DER PROZESS ZUM MORD ANNA LINDHS BLENDET DIE WICHTIGSTE FRAGE AUS
: Hauptsache schnell – das wird sich rächen

Nach der Ermordung Anna Lindhs sollte alles anders werden als nach der Olof Palmes. Ein Vorsatz, den die Polizei – von anfänglichen Fahndungspannen und der Präsentation eines falschen Verdächtigen abgesehen – tatsächlich umsetzen konnte. Ein geradezu vorbildlich umfassendes Ermittlungsergebnis, anhand dessen vermutlich in Zukunft der Polizeinachwuchs geschult wird. Klare technische Beweise und als Bonus dann auch noch ein geständiger Verdächtiger.

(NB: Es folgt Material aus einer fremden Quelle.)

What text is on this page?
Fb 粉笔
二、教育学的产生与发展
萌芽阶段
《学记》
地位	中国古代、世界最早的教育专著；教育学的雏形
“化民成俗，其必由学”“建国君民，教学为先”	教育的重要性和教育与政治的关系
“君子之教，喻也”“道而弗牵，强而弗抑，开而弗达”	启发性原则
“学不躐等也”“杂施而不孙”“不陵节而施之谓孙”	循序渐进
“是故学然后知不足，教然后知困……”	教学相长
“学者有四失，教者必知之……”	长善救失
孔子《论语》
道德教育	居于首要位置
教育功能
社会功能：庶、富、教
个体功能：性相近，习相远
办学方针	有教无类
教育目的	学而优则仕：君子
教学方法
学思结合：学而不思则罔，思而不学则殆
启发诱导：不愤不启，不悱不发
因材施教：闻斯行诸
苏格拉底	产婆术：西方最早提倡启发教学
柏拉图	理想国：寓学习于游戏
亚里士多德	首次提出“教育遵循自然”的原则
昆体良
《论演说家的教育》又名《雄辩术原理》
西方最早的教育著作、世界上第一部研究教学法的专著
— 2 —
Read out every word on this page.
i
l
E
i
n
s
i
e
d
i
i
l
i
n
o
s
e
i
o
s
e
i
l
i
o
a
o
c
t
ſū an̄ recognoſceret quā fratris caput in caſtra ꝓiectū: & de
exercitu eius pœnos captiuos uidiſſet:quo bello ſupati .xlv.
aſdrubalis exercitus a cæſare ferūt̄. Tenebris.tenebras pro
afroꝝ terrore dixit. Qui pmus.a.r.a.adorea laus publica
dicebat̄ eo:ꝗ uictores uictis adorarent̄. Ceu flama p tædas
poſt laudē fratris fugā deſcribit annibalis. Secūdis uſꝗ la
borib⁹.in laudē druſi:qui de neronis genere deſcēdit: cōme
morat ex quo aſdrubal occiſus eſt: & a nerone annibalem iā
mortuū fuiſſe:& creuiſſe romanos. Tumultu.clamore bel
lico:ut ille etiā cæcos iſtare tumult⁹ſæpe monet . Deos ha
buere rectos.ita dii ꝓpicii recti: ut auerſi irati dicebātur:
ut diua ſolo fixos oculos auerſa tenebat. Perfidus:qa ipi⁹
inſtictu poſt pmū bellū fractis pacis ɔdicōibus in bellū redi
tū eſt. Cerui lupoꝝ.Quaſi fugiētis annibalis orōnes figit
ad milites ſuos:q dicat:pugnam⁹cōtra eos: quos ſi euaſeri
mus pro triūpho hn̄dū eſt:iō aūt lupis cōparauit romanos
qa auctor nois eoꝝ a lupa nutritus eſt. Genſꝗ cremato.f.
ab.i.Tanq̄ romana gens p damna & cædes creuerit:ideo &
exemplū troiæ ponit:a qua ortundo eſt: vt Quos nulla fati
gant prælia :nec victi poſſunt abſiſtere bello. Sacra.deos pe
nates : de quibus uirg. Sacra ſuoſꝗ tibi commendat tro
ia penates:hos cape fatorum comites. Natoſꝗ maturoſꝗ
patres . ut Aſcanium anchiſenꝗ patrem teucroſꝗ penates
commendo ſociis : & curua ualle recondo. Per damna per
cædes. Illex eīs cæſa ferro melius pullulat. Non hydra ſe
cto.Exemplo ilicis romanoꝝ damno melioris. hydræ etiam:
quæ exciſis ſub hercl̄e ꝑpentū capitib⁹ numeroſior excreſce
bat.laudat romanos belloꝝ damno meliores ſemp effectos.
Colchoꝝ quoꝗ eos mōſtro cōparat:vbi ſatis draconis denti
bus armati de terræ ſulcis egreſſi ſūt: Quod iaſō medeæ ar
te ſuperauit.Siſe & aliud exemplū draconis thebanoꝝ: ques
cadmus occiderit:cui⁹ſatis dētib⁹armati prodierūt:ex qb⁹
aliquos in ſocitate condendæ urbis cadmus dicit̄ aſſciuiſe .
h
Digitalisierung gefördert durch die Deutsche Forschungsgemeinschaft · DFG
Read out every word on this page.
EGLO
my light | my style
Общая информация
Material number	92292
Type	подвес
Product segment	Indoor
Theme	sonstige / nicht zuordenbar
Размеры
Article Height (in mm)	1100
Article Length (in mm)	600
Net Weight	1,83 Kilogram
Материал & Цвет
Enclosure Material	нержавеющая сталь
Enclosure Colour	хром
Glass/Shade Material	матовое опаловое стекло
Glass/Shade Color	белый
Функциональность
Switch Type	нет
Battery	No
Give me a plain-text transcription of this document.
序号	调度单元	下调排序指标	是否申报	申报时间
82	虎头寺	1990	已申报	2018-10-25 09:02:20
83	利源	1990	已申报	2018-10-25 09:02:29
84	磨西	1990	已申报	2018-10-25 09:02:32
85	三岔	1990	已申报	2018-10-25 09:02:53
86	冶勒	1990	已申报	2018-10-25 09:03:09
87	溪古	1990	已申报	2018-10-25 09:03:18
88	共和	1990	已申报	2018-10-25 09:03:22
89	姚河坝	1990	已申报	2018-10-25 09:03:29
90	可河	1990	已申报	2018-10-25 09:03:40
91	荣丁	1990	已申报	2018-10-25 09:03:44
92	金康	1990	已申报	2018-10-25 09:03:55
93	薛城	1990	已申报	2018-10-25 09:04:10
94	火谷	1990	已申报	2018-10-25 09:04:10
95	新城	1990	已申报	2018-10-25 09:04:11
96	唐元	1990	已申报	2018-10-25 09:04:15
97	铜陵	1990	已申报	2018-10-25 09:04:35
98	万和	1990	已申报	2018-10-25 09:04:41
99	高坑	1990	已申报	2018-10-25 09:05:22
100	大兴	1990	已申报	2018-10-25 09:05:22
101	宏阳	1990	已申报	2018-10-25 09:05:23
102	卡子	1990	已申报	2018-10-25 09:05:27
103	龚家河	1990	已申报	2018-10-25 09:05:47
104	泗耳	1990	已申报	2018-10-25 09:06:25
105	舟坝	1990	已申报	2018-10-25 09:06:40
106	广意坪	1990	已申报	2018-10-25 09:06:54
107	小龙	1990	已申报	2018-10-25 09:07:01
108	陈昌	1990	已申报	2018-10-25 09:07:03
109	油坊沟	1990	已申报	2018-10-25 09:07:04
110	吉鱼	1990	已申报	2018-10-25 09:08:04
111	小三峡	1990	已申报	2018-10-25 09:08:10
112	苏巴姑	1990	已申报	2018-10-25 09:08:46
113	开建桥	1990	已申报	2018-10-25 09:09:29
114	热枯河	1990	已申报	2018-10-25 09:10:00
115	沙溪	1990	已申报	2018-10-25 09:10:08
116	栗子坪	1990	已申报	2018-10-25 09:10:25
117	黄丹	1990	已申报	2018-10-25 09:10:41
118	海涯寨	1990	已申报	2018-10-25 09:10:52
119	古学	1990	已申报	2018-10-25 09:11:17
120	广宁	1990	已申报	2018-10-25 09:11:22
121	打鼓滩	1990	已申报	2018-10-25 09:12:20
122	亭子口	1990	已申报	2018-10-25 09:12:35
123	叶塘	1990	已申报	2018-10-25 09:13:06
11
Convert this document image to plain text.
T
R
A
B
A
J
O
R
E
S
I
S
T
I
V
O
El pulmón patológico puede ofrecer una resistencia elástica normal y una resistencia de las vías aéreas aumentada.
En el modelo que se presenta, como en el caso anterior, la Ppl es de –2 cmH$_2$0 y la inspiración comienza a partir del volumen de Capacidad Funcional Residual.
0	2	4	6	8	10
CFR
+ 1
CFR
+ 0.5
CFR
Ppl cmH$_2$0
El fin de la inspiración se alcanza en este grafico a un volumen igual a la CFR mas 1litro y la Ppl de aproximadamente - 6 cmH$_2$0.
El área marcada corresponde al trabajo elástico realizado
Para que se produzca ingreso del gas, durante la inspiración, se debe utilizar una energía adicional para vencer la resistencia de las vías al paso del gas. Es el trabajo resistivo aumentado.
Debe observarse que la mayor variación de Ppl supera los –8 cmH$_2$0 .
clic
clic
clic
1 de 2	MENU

Beste Voraussetzungen für ein Gerichtsverfahren, in dem alle Fragen im Zusammenhang mit der Tat restlos beantwortet werden können. Sollte man meinen. Und was passiert? Erschreckend wenig. Von rund eintausend vernommenen ZeugInnen wurde eine einzige von der Staatsanwaltschaft präsentiert. Der Angeklagte verwirrt sich in Widersprüche. Doch denen wird nicht gefolgt. „Stimmen“ haben die Tat befohlen. Eine Einlassung, die weder Gericht noch Anklage in Frage stellen. Auch die Verteidigung gibt sich zahm. Für den möglichen Nachweis einer durch Tabletteneinnahme bedingten eingeschränkten Schuldfähigkeit wäre ein Gutachten nahe liegend. Es wird nie gefordert.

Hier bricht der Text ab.